Wednesday, February 10, 2010

My Kingdom for Something Green

Regrettably I don't have a picture on hand of the bounty that is the open air market in Paris although I'm sure I've shown a few of them to you in the past. So imagine if you will, stall after stall of luscious salad greens, crispy peppers, carrots in every color, crunchy broccoli, and that's just in the dead of winter. Got that in your head? Good.

Now fast forward to the menu in a typical Parisian restaurant. First course choices: pâté de quelque chose, oysters, coquilles St. Jacques, smoked salmon, potato soup. Main course: a steak, a fish, rack of lamb, or some duck or rabbit, any of them accompanied by three tiny little green beans and potatoes in some form. Notice something? Yeah, what happened to all those vegetables?

I don't eat out a lot but when I do, I've been noticing this same pattern. Maybe there's a salad at lunch (although often it's heaped with meat) but otherwise, the veggies must all be in the witness protection program. Today, the highly rated restaurant where I met a group of ladies offered a complicated set of menu options but the bottom line was this: if you wanted to have the pasta for which the joint is known at a reasonable price, the only thing you could get to go with it was lobster soup or chocolate cake. No joke.

That salad I had for dinner with veggie pizza tasted awfully good.

12 comments:

Homéo said...

Et oui tous les restaurants français ne sont pas excellents, et si tu veux manger des légumes frais , il faut les cuisiner, c'est un peu ce que font l'ensemble des gens du pays dans lequel tu habites...
Le restaurant est un luxe que tous ne peuvent se permettre.

Suburban Princess said...

When I was in Paris a few years ago I noticed too there wasnt a veggie in sight!

ariana lamento said...

@Suburban P: glasses, maybe?

debbie in toronto said...

what about french green beans..they were on every plate that I remember....

Anne in Oxfordshire said...

I agree, no vegetables in sight, unless you go to the market..!

Starman said...

Maybe you guys are going to the wrong restaurants

David in Setouchi said...

Ok, people.

1. Starman is right.

2. If you don't find vegetables these days, you should be happy, as it means that your restaurant is not buying imported food from the other side of the planet, which usually means not good (because vegetables don't travel well) or not very healthy (if they survived the trip, there's a good chance they're full of preservatives and/or are GMOs), in any case are not eco-friendly.

Peter (the other) said...

See, ya' gotta' ask a Frenchman (David)! The other day I overheard a woman at the grocery store (here in California) complaining to the management that the blueberries were from Chile. "Why do you not have Blueberries from this here U.S. of A?" And she was serious. I think to myself, in February, what is she thinking? I kind of miss the seasonality of food. Asparagus all year round seems somehow... surreal.

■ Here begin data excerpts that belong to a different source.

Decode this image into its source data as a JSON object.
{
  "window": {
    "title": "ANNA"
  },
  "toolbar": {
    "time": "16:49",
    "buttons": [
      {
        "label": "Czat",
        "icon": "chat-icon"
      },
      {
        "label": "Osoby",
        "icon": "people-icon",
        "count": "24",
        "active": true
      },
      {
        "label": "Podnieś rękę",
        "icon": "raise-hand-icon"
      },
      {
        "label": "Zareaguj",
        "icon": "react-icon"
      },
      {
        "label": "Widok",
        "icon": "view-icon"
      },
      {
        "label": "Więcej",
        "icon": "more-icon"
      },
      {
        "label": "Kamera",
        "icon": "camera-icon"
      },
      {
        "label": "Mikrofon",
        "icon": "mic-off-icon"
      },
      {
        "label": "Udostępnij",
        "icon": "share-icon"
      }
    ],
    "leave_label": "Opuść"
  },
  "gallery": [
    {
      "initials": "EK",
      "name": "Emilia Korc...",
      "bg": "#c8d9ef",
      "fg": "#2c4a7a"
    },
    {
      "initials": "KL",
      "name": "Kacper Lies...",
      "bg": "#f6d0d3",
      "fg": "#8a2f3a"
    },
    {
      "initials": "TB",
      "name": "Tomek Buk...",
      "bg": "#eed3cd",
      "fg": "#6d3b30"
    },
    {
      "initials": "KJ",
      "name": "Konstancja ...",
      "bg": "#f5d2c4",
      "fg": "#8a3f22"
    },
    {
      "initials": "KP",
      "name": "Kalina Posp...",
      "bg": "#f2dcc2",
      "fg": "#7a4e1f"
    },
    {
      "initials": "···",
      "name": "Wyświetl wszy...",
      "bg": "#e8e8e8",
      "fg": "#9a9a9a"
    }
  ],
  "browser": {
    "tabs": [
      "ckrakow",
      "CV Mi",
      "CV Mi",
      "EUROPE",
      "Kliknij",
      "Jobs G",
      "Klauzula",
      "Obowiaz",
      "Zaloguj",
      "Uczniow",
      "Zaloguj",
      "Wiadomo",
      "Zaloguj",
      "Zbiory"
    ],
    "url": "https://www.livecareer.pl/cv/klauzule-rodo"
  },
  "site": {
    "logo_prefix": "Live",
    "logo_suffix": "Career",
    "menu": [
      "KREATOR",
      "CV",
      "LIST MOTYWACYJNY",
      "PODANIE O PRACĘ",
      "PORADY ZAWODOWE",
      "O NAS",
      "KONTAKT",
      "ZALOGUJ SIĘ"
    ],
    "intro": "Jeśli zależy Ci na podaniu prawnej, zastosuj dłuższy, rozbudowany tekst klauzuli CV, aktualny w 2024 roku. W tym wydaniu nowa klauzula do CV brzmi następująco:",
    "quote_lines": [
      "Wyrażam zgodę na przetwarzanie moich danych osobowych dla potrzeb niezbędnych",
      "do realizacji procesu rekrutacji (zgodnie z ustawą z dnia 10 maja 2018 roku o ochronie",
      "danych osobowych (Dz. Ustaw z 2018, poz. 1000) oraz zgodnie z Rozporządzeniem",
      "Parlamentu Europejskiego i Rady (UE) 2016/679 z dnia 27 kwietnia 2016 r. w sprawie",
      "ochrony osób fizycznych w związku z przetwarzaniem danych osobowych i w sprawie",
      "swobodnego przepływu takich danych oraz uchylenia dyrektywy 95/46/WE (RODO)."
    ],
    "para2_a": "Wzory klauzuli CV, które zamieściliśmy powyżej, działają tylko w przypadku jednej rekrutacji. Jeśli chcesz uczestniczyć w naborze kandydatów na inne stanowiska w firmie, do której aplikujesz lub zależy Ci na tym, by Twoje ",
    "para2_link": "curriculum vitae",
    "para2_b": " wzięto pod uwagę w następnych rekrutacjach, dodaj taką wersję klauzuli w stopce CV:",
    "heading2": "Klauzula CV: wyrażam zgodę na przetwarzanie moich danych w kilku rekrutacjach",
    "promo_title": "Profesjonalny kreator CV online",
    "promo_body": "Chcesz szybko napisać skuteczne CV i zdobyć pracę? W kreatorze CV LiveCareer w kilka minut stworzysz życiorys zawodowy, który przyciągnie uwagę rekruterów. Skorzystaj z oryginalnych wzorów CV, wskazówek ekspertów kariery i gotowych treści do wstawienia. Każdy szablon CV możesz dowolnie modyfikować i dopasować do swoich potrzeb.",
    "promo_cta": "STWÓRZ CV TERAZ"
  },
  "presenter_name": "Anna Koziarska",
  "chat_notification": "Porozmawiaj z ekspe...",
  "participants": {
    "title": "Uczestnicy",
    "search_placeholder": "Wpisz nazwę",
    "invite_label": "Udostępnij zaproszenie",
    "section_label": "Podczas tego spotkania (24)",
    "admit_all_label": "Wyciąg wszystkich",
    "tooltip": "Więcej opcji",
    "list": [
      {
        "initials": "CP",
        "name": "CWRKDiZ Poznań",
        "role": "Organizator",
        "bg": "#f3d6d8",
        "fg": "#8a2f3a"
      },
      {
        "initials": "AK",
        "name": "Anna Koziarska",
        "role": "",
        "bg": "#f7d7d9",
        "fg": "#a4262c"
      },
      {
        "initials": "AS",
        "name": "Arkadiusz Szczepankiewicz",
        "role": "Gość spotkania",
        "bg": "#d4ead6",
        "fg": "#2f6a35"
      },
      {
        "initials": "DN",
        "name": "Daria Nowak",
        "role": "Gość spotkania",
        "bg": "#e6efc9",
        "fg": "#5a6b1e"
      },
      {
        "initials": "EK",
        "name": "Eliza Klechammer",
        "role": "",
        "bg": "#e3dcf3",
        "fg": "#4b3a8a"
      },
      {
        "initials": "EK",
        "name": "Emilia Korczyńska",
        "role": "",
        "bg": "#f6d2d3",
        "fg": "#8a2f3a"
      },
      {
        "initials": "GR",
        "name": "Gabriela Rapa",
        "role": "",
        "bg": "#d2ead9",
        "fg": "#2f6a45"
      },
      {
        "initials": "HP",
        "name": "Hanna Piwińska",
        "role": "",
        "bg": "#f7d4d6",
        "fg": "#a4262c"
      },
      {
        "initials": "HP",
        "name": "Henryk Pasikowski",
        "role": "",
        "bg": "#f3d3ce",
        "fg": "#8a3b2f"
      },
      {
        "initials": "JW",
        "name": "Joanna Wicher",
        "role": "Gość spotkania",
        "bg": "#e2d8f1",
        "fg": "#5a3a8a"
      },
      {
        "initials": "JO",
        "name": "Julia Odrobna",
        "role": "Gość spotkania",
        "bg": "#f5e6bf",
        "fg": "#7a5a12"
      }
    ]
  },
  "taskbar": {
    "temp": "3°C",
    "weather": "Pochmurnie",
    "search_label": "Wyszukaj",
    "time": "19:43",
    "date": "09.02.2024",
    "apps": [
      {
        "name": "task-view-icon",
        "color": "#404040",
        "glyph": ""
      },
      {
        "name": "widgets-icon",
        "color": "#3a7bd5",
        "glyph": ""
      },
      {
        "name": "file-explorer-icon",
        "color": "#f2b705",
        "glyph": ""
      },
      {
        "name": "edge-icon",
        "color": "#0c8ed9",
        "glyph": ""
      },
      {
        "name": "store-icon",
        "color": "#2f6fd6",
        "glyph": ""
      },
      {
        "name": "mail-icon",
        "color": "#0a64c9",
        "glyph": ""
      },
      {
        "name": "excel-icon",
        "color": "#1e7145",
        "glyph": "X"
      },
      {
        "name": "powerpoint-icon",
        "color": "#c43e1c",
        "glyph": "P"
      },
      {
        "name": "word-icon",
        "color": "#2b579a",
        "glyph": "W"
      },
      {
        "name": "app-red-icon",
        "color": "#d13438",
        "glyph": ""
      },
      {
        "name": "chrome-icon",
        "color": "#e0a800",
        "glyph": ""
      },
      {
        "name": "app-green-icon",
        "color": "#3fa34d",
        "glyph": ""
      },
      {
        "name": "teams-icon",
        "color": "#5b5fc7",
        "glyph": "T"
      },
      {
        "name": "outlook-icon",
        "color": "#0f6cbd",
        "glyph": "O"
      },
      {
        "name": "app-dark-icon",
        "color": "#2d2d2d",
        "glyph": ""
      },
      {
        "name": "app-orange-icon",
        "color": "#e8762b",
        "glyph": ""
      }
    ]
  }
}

The last of my dear family who lived through the "hunger winter" in Holland during the war, pointed out, the other day, that (for her) meat is required to truly stifle her hunger. It could be that traditional winter cooking is more based around a scarcity of fresh vegetables.

Anne said...

You guys are kind of missing the point. There are lots of veggies on offer in the market including all manner of interesting root vegetables, appropriate for the season. Just none in the restaurants!

David in Setouchi said...

So back to point 1, Anne: you're not going to the right restaurants.

But to be fair, Paris being in the North of France (not mentioning not a great place to eat good French food, unless you're loaded) veggies are not a big part of the cuisine.
Gotta go where the real French cuisine is: Southern half.

Suburban Princess said...

I was in Paris for a short time...on holiday...I had no way to prep/cook/serve a veggie even if I did go to the market.

jonnifer said...

The wrong restaurants as in, the French ones.